Wissenschaftler forschen weltweit an neuen Therapien für die Arthrose. Ein Ansatz ist dabei die Behandlung mit körpereigenen Stammzellen. In einer klinischen Phase-1-Studie werden an der Orthopädischen Klinik König-Ludwig-Haus in Würzburg derzeit erste Patienten auf diese Weise behandelt. Es handelt sich um die einzige Studie dieser Art in Deutschland. Weitere zwölf Patienten erhalten die gleiche Therapie bei Projektpartnern im französischen Montpellier.

Bei dieser Therapie setzen die Mediziner auf „mesenchymale Stammzellen“ – Vorläuferzellen des Bindegewebes, die sich teilen und in die verschiedenen Zellen des Stütz- und Bindegewebes differenzieren können, wie beispielsweise Knochen, Knorpel, Bänder, Sehnen und Fettgewebe. Bei einem Eingriff, vergleichbar dem Fettabsaugen, entnehmen die Wissenschaftler den Patienten mesenchymale Stammzellen aus dem Fettgewebe. In einem speziellen Labor einer französischen Blutbank werden diese Zellen anschließend zwei Wochen lang vermehrt. Danach bekommt sie der Patient in den Gelenkspalt injiziert.

Bei allen war die Krankheit schon so weit fortgeschritten, dass der OP-Termin bereits feststand, an dem sie ein künstliches Gelenk erhalten sollten. Erste Ergebnisse der Stammzell-Therapie sind vielversprechend: „Über die ersten drei Monate hinweg geben alle Patienten an, dass sie seit der Stammzell-Injektion deutlich weniger Schmerzen verspüren als zuvor“, sagt Prof. Dr. Ulrich Nöth, Leiter des Schwerpunktes Tissue Engineeringi/Regenerative Medizin an der Orthopädischen Klinik und Projektleiter der Pilotstudie. Auch ihre Mobilität habe deutlich zugenommen. Die vollständigen Ergebnisse der Phase-!-Studie sollen bis Ende 2013 vorliegen.

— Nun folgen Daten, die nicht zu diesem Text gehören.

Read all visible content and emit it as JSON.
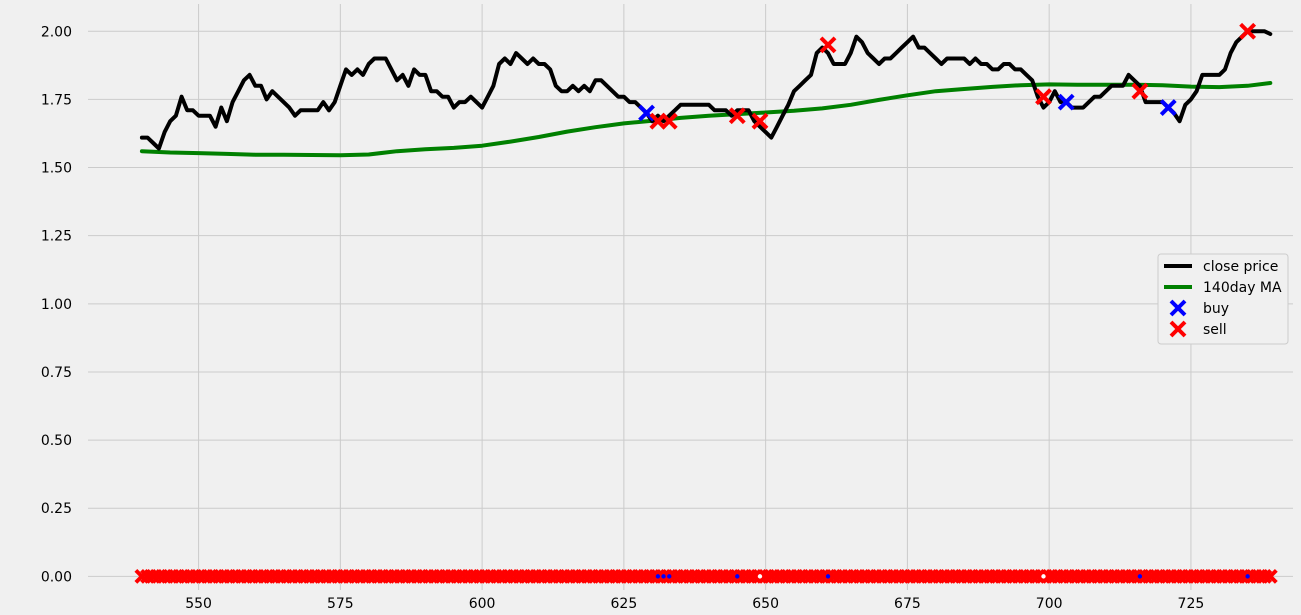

Wie im Detail die Stammzellen diese Veränderungen bewirken, ist derzeit noch unklar. „Wir wissen nur, dass die Zellen gegen den Entzündungsreiz wirken und damit die typischen Symptome deutlich lindern“, sagt Nöth. Eine schützende Knorpelschicht neu bilden: Dazu seien die Zellen wahrscheinlich nur teilweise in der Lage. Aus diesem Grund hält der Mediziner die Stammzelltherapie eigentlich für einen anderen Kreis von Patienten für geeigneter: Patienten im Alter zwischen 40 und 50 Jahren mit einer moderat ausgeprägten Arthrose – „zu jung für eine Prothese und zu alt für eine Knorpelzelltransplantation“, wie Nöth sagt. Bei ihnen könnte die Gabe von Stammzellen den Zeitpunkt, zu dem ein künstliches Gelenk fällig wird, signifikant nach hinten schieben.